Praying for your sweet friends today!

Lindsey said...

I heard this sermon for the first time in May 07...right after I graduated from UA and moved to Atlanta. It was one of the first Andy Stanley sermons I heard, and has remained one of my favorites. I listen to it at least 4 times and year and have given it as gifts more times than I can count.

Praying big for you and for Sweeney!

Betsy Huey said...

I don't personally know Sweeney, but know of him through friends and join you in praying BIG prayers for him.

Your blog continues to encourage me. Thank you!

The Lord your God is with you,
he is mighty to save.
He will take great delight in you,
he will quiet you with his love,
he will rejoice over you with singing.
~Zephaniah 3:17

S said...

I sat here reading this with tears absolutely flowing...conviction for me, love for you, amazed by the way God works. Thank you for humbling yourself and posting. Words cannot express the lesson I've learned here. God bless you! (and praying for Sweeney!)

Tee said...

I have been praying for your friend for months, even though I do know know him. I add my agreement that God will heal Sweeney here on earth. I've also pray they both will have total peace.

this One's for the girls said...

I just read their Caring Bridge update and headed over here to get the full story. I will join the ranks of everyone who is praying unlimited, unedited, unafraid prayers for healing.
Nancy

Stacey said...

Thank you for sharing that POWERFUL story. He IS mighty to save! Joining you!

WhitneyB said...

We love the Sweeneys and we, too, are praying BIG. Our son, Forester(8) is fighting brain cancer,and we know that God is way bigger than cancer or anything else!! Also, we as long distance friends of Sweeney & Cabell so appreciate your family loving them and being the hands and feet of Jesus to them. So many of us wish we could be there - but God knew who they needed. So, thank you! - Whitney Bradburn

Arlene G said...

This post was such a blessing to me this afternoon! One of my recent devotional readings was the story of Jonathan and his servant boy in 1 Samuel 14. Jonathan reminds his servant that nothing can hinder the Lord!(v.6) That has really caused me to look at how I pray! I want to be praying with a big faith! I really admire those young men who are praying for Sweeney with a Big Faith!

KM said...

What a reminder! Thank you for answering the call and being open to share things with us on here. It ministers to me frequently in a situation I happen to be dealing with in my life...right as it seems to be happening to you! Praying for Sweeney too...and the precious young man mentioned above that is battling cancer. May God grant us His perfect peace!

Emmy said...

I am still in awe! : )

MLS said...

Jeremiah 32:27 "I am the Lord, the God of all mankind. Is there anything too difficult for me?"

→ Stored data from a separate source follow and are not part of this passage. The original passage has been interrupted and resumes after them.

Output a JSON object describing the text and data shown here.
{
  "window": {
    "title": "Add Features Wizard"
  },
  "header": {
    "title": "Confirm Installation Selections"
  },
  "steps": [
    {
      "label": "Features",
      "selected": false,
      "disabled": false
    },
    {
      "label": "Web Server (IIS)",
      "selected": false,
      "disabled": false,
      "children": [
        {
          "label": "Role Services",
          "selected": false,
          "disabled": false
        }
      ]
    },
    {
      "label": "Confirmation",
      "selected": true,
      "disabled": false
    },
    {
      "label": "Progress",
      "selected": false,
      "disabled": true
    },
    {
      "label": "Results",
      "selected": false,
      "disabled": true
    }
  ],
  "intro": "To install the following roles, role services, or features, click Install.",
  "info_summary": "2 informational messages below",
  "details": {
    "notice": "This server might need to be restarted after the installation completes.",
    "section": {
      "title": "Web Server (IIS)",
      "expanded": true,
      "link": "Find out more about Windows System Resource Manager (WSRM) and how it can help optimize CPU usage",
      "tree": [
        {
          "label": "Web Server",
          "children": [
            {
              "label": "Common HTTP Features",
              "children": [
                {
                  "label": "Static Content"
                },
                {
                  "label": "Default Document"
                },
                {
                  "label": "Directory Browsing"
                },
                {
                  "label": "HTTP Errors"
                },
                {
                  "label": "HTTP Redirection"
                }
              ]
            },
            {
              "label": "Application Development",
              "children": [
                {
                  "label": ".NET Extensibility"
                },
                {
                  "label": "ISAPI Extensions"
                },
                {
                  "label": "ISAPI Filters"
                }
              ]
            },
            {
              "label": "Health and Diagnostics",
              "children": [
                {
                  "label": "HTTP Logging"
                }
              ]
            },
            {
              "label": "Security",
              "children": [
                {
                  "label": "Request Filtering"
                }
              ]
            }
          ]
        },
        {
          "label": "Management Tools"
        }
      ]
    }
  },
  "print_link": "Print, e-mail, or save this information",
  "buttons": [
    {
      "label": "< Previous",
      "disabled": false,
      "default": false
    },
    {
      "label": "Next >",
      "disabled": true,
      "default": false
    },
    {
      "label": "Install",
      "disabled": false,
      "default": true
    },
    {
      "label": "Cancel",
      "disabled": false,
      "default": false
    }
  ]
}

God IS able. Because He never changes, neither does His power. He is as powerful to heal Sweeney as He was when He rose from that cross! How amazing is our God!

Thank you for a great and encouraging post!

Lauren

Amy-neighbor said...

Again, I leave so encouraged reading this. Thanks for being so transparent. So reminded to keep it BIG for God!

Anonymous said...

Ended up here only by God's hand. Someone read a blog and ended up linked to this story. She has passed this on to her friends on FB. Of course none of us know you or Sweeney. I can only say that the words written shout "FAITH" "HOPE" "TRUST"!!!

My faith was stirred from your writing. I realized all the doubt and fear this world heaps on us, but was hit smack between the eyes with the fact that OUR GOD HEARS us when we pray!

The prayers of a righteous man avail much!

I will stay linked to this story and be lifting this precious couple up knowing my God hears!

Susie said...

Thank you, for this post ~ I give thanks for God's goodness and faithfulness! I don't know your family or the Sweeneys but I stand praying and believing with all of you for complete healing!